当巡天星槎抵达目标区域附近时,眼前的景象让众人心中一沉。
只见原本空旷寂寥的星墟边缘,此刻空间极不稳定,道道细微的黑色裂缝如同蛛网般蔓延,散发出令人心悸的混乱与毁灭气息。
更远处,一片规模不小的、被暗红色邪能笼罩的星云正在缓缓旋转,星云深处,隐约可见扭曲的建筑轮廓和闪烁的诡异光芒,有强烈的生命与邪恶能量波动传出,与开阳星血池的气息隐隐相似,但更加驳杂、狂暴。
“果然是深渊侵蚀的痕迹,而且……有人为引导、加固的迹象。” 徐凤年站在舷窗前,目光如电,穿透那暗红星云,看到了其中若隐若现的、风格狰狞、带着明显炎阳仙朝特色的堡垒与祭坛,“炎阳仙朝……好大的胆子,竟敢私通深渊,在此建立前哨基地?”
“父亲,前方有星舟拦路!” 徐念安忽然指着雷达光幕道。
只见数艘悬挂着炎阳仙朝火焰麒麟旗、体型庞大、武装到牙齿的赤金色战船,从前方的陨石带中冲出,呈扇形散开,炮口隐隐对准了巡天星槎。
一道强横的神念波动毫不客气地扫了过来,带着警告与敌意:
“前方乃我炎阳仙朝禁地!来者止步!立刻表明身份,接受检查!擅闯者,格杀勿论!”
声音嚣张霸道,正是麟昊天的声音!他显然早已接到消息,在此等候多时。
徐凤年嘴角勾起一抹冰冷的弧度:“看来,有人是不见棺材不落泪。”
他并未理会对方的警告,对驾驶星槎的石岳淡淡道:“继续前进。”
“是!” 石岳毫不犹豫,推动操纵杆,巡天星槎速度不减反增,朝着那几艘拦路战船直冲而去!

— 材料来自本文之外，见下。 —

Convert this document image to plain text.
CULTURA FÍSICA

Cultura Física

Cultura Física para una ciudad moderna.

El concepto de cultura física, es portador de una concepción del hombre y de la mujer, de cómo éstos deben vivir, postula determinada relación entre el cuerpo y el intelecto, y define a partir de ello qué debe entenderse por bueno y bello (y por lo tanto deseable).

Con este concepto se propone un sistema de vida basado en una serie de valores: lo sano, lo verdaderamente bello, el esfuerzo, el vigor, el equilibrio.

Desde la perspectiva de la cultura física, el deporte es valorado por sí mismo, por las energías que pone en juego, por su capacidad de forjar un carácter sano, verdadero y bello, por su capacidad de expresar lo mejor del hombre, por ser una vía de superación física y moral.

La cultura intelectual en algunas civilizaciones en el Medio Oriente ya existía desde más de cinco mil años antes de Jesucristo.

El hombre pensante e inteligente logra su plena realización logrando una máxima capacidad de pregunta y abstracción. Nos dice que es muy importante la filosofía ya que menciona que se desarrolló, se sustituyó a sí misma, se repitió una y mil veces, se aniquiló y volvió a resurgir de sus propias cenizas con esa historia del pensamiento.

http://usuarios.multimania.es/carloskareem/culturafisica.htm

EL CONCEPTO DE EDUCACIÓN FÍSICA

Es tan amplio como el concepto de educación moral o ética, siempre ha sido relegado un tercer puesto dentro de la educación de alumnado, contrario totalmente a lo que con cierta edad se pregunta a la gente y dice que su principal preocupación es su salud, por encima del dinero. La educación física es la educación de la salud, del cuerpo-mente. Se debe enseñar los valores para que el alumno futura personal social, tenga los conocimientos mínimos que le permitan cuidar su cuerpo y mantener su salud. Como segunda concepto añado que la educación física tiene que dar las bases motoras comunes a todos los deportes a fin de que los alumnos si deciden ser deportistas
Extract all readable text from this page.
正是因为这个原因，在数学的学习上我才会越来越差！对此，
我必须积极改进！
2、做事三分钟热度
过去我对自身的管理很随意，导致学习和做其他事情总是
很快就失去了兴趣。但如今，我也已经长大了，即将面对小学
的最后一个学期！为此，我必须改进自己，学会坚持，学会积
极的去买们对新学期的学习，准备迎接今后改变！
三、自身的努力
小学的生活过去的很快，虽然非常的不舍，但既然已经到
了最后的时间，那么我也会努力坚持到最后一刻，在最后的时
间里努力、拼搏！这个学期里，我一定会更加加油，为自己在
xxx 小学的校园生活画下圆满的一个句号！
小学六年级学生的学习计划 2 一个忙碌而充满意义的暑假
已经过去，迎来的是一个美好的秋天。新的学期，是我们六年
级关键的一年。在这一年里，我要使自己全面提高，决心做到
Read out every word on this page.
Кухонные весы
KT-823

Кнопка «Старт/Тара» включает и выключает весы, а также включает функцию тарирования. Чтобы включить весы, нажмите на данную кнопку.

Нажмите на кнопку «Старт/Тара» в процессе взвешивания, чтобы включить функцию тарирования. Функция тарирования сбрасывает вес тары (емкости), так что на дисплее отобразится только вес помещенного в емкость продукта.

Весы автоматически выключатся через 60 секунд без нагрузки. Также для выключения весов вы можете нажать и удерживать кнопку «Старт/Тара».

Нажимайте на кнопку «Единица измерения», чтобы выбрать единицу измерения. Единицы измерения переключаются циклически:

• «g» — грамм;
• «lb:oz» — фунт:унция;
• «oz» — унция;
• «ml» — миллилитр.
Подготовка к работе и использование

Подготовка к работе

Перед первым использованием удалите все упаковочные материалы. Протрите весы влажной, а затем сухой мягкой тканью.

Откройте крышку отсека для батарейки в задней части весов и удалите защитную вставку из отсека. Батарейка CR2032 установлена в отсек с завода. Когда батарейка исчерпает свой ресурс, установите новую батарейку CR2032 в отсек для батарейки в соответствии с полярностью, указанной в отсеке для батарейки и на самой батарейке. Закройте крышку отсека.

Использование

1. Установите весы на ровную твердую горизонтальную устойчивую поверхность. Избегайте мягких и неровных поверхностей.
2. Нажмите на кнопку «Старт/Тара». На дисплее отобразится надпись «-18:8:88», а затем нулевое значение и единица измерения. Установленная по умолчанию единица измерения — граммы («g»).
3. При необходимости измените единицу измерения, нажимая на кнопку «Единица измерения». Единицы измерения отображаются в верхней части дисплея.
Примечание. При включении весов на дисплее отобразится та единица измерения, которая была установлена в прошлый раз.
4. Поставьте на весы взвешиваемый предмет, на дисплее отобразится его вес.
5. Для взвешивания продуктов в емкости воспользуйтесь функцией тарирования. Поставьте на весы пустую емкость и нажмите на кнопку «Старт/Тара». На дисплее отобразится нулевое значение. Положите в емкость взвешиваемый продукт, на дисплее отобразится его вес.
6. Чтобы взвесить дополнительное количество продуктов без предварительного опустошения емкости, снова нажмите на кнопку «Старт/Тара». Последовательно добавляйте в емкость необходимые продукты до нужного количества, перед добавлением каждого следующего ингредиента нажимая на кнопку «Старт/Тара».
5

“放肆!竟敢硬闯!开火!给本太子击沉它!” 麟昊天在为首的战船中,见徐凤年如此无视他,新仇旧恨涌上心头,厉声下令。
轰!轰!轰!
数艘炎阳战船的主炮同时亮起刺目的赤金色光芒,下一刻,数道足以重创化神后期修士的粗大炎阳能量光柱,撕裂虚空,朝着巡天星槎狠狠轰来!光柱所过之处,空间都被灼烧得微微扭曲。
“蝼蚁之光。” 徐凤年甚至没有走出星槎,只是隔着舷窗,对着那数道轰来的炎阳光柱,随意地挥了挥袖。
没有惊天动地的声势,没有璀璨夺目的光华。
就在他袖袍挥动的刹那,那数道威势惊人的炎阳光柱,仿佛撞上了一堵无形的、绝对不可逾越的墙壁,在距离巡天星槎尚有百丈之遥时,便无声无息地,齐齐凝固、定格,然后,如同风中沙雕,寸寸瓦解,消散于无形。
“什么?!”
“这不可能!”
几艘炎阳战船上,包括麟昊天在内,所有修士全都目瞪口呆,如见鬼魅。
他们战船的联手一击,足以威胁到合道初期,竟被对方如此轻描淡写地化解了?连对方星槎的护罩都没碰到?
不待他们从震撼中回过神来,徐凤年已然一步踏出,直接出现在了星槎之外的虚空之中。
玄色七星法袍在混乱的星墟气流中微微拂动,他负手而立,目光平静地看向为首战船中脸色铁青的麟昊天。
“麟昊天,本使奉理事会之命,前来调查此区域深渊侵蚀事件。你率兵阻拦,攻击同盟监察使座舰,是想叛出同盟,还是……与那深渊污秽,本就是一伙?”
声音不大,却带着一种不容置疑的威严,如同九天惊雷,在每个人心头炸响。
“你……你血口喷人!” 麟昊天又惊又怒,色厉内荏地吼道,“此乃我炎阳仙朝疆域,如何行事,轮不到你一个外人指手画脚!徐凤年,你擅闯禁地,攻击我朝战舰,才是违反同盟法规!本太子今日便要拿下你,交由理事会发落!”
“拿下我?” 徐凤年仿佛听到了什么笑话,轻轻摇头,“就凭你,和这几艘破铜烂铁?”
他不再废话,缓缓抬起了右手,五指微张,对着麟昊天所在的那艘最为庞大的赤金主舰,虚虚一握。